Une première perspective consisterait à prolonger l’hypothèse de D. Kergoat, et E. Galerand (sur le « potentiel subversif du rapport au des femmes ») : ce n’est pas le travail lui-même, mais le rapport particulier que les femmes entretiennent au travail en raison des positions qu’elles occupent dans la division sexuelle du travail  qui est au principe de ce rapport potentiellement subversif. Ainsi, le rapport positif au travail de care, tel qu’il a pu être observé chez nombre de travailleuses concernées, tiendrait en partie au fait qu’il réhabilite théoriquement le travail domestique comme travail… On ne peut rabattre ce phénomène sur les seuls rapports de domination. Reste que ce rapport au travail n’est que « potentiellement » subversif, encore faut-il que se produise un passage au collectif, ce qui s’est produit dans le mouvement social de la coordination infirmière au cours des années 1980.

Une autre perspective pourrait être dégagée soit du côté de l’exploration du plaisir au travail – ce qui permet de tenir même quand la situation professionnelle est précaire, non reconnue, mal payée –, ou encore du côté de la conflictualité – comment faire bouger les droits sociaux, pour que le travail soit davantage qu’une source de difficulté pour concilier vie privée et vie professionnelle ?

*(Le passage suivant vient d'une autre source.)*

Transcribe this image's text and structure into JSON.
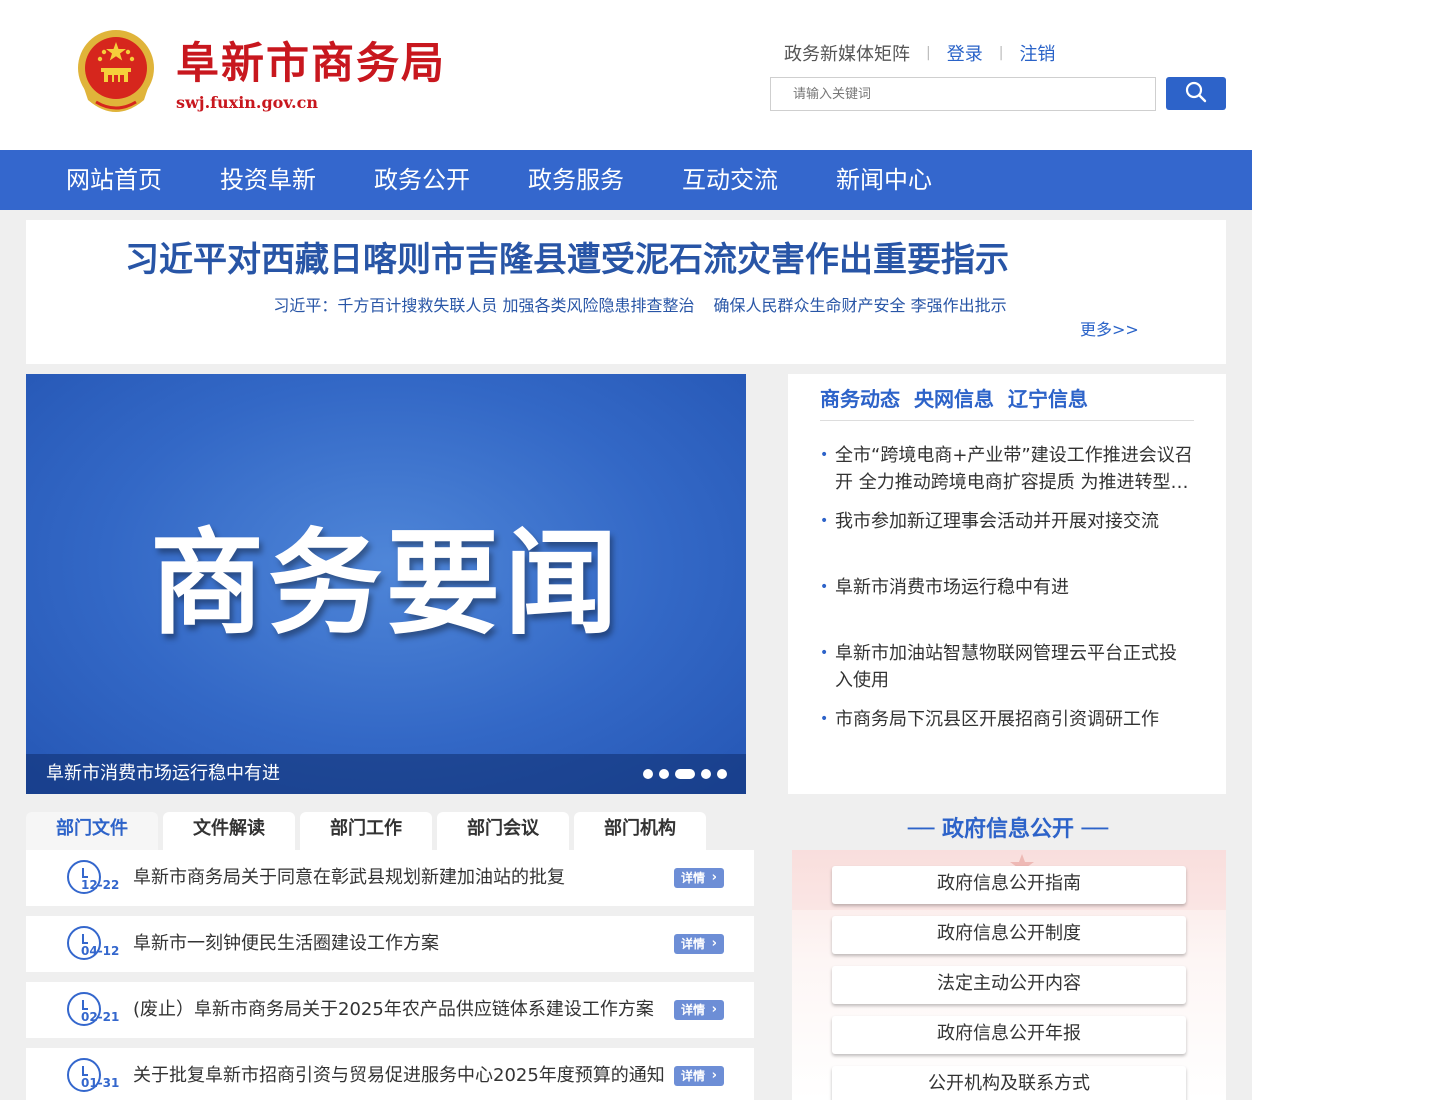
{
  "header": {
    "site_title": "阜新市商务局",
    "site_domain": "swj.fuxin.gov.cn",
    "top_links": {
      "media": "政务新媒体矩阵",
      "login": "登录",
      "logout": "注销"
    },
    "search": {
      "placeholder": "请输入关键词"
    }
  },
  "nav": {
    "items": [
      {
        "label": "网站首页"
      },
      {
        "label": "投资阜新"
      },
      {
        "label": "政务公开"
      },
      {
        "label": "政务服务"
      },
      {
        "label": "互动交流"
      },
      {
        "label": "新闻中心"
      }
    ]
  },
  "headline": {
    "title": "习近平对西藏日喀则市吉隆县遭受泥石流灾害作出重要指示",
    "sublinks": [
      "习近平：千方百计搜救失联人员 加强各类风险隐患排查整治",
      "确保人民群众生命财产安全 李强作出批示"
    ],
    "more": "更多>>"
  },
  "slider": {
    "title": "商务要闻",
    "caption": "阜新市消费市场运行稳中有进",
    "slide_count": 5,
    "active_slide": 3
  },
  "news": {
    "tabs": [
      "商务动态",
      "央网信息",
      "辽宁信息"
    ],
    "items": [
      "全市“跨境电商+产业带”建设工作推进会议召开 全力推动跨境电商扩容提质 为推进转型发展注入新动能",
      "我市参加新辽理事会活动并开展对接交流",
      "阜新市消费市场运行稳中有进",
      "阜新市加油站智慧物联网管理云平台正式投入使用",
      "市商务局下沉县区开展招商引资调研工作"
    ]
  },
  "docs": {
    "tabs": [
      "部门文件",
      "文件解读",
      "部门工作",
      "部门会议",
      "部门机构"
    ],
    "detail_label": "详情",
    "rows": [
      {
        "date": "12-22",
        "title": "阜新市商务局关于同意在彰武县规划新建加油站的批复"
      },
      {
        "date": "04-12",
        "title": "阜新市一刻钟便民生活圈建设工作方案"
      },
      {
        "date": "02-21",
        "title": "(废止）阜新市商务局关于2025年农产品供应链体系建设工作方案"
      },
      {
        "date": "01-31",
        "title": "关于批复阜新市招商引资与贸易促进服务中心2025年度预算的通知"
      }
    ]
  },
  "gov_info": {
    "title": "── 政府信息公开 ──",
    "buttons": [
      "政府信息公开指南",
      "政府信息公开制度",
      "法定主动公开内容",
      "政府信息公开年报",
      "公开机构及联系方式"
    ]
  },
  "colors": {
    "nav_blue": "#3467cd",
    "title_red": "#c8171e",
    "link_blue": "#2a63c8"
  }
}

La Nouvelle Revue du Travail attend des contributions originales, mobilisant des enquêtes empiriques dans les secteurs d’emploi les plus variés – et non spécifiquement marqués par une sur représentation des femmes –, autour des axes suivants :

  1. Genre, rapport au travail et centralité du travail
  2. Résistances et émancipation au travail, et rapports sociaux de sexe : quelles postures professionnelles innovantes ou critiques (vis-à-vis du travail, de la carrière, du salaire, de la préservation de la santé....) ; quelle dimension genrée dans ces postures ? quelles formes de résistance individuelles et collectives au travail sont-elles désormais à l’œuvre ? Comment s’articulent action collective de transformation du travail et genre ?
  3. Nouvelles pistes d’analyse des rapports « genre et travail »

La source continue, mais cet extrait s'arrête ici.